The other main tool is "the morning pages," three pages of stream-of-consciousness you write every morning when you first wake up. I find this loathesome. I would rather not do it. Bu tyet I do it. I am good with assignment on deadline. It's like a reflex I learned from newspapering. I think the morning pages may be doing me some good, but I can't pin an ROI on it just yet.

(That's a work joke. At work we are always looking for the ROI - return on investment. My boss said thoughtfully one day "You know, there's really no ROI on having kids").

We have class once a week in the fellowship hall at church, about 20 of us. We do a lot of guided meditations. I hate guided meditations. Always have. I figure that I wanted someone to tell me what to think, I would join the Nazi party.

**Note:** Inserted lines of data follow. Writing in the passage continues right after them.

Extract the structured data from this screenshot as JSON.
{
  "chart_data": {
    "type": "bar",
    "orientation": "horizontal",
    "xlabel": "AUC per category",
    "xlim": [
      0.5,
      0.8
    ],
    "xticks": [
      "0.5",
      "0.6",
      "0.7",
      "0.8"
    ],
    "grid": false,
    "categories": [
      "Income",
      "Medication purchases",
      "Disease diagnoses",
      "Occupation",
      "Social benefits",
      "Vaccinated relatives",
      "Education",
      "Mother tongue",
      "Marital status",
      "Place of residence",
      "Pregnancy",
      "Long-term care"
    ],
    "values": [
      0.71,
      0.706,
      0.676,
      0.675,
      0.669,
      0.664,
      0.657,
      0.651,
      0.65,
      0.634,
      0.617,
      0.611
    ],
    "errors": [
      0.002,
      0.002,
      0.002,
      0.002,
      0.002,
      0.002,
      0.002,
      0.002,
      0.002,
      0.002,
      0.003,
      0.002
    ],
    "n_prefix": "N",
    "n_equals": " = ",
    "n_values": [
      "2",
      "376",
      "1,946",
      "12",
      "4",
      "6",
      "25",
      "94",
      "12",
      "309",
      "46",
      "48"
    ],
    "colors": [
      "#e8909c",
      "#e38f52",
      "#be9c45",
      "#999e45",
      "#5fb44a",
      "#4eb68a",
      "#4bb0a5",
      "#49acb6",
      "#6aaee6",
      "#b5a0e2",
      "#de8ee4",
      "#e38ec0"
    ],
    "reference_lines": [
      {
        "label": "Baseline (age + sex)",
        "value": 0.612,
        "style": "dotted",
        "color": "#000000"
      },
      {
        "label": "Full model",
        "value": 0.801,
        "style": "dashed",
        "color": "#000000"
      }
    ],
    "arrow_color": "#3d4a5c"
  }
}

Instead, I spend the meditation time making lists in my head. "Hmmm...laundry, bathe dog, clean the mold out of the shower, mail the cell phone bill, send a thank-you note to Liz..."

Meanwhile everyone else seems to be meditating intensely and following a sparkly unicorn down a path to CreativeLand or something. I don't know - I just know I can't do it. I belong to the rebel forces. The Mental Rebel forces.

The artist date is no joy for me, either. "Do something by yourself" is supposed to be all revolutionary and Room of Your Own-ish, but for me, it is just standard operating procedure. I do stuff by myself ALL the time.

You know what would be unique and inspirational? If I actually picked up the phone and organized something with a friend. Maybe that will be my Mental Rebel Forces (TOTALLY the name of my new band) way of handling this assignment.

Julia Cameron, the author of "The Artist's Way," seems to think that the reason most people aren't artistic is that they have been oppressed and put-upon by other people. Neither of those things is true for me.

I'm realizing that I may not have a mental block about creativity. No one was mean to me. No one discouraged me. No one cruelly crushed my hopes. Nobody is sucking the time I have to be creative.

So I'm coming to the realization that I may have paid $150 to figure out that I am lazy and undisciplined. Next time I want to pay $150 to be reminded, I will take CC and Ish to a nice dinner and ask them to tell me honestly. They will be able to help.

On my artist date this week, I went to the local museum. Where I spent my time taking pictures of these things to prevent skateboarding. I have a whole Flickr set in case you ever wanted to look at lots of ways to prevent skateboarding. What can I say? Weird brain.

5 comments:

Suzanne said...

You know what stops me from being creative? Tiredness.

Glennis said...

I think I bought that book and also let it sit around the house without doing anything from it for years. I think I sold it at a yard sale.

Anti-skateboarding thingies? Awesome. Can you imagine the work and research that might go into designing them? Love that you notice them.

Nance said...

Hey. I will open a PayPal account in order to be The One to remind you that you are Lazy and Undisciplined. And I'll do it for only a HUNDRED BUCKS. Period. Let me know. We can get it done by email, even. As often as you want.

Mignon said...

I'm not put-upon or crushed or anything, either. I think maybe those of us that aren't have very little motivation to prove ourselves. Maybe our Artists' Way should be a seminar in which a stern teacher-type tells us we won't amount to anything. And then puts us in left-handed desks and says, "Here's your assignment, but I don't expect you'll get it done in the next hour..." Boy, I'd write the shit out of something then.

Kizz said...

A spin doctor might then say that YOU are the person who is oppressing your creativity so your through line for working the book is to help yourself stop squelching yourself. You know?

I went through the book once. Well, through about 8 chapters of it, then I petered off. Think getting through it properly is on my Life List. I could do that this year.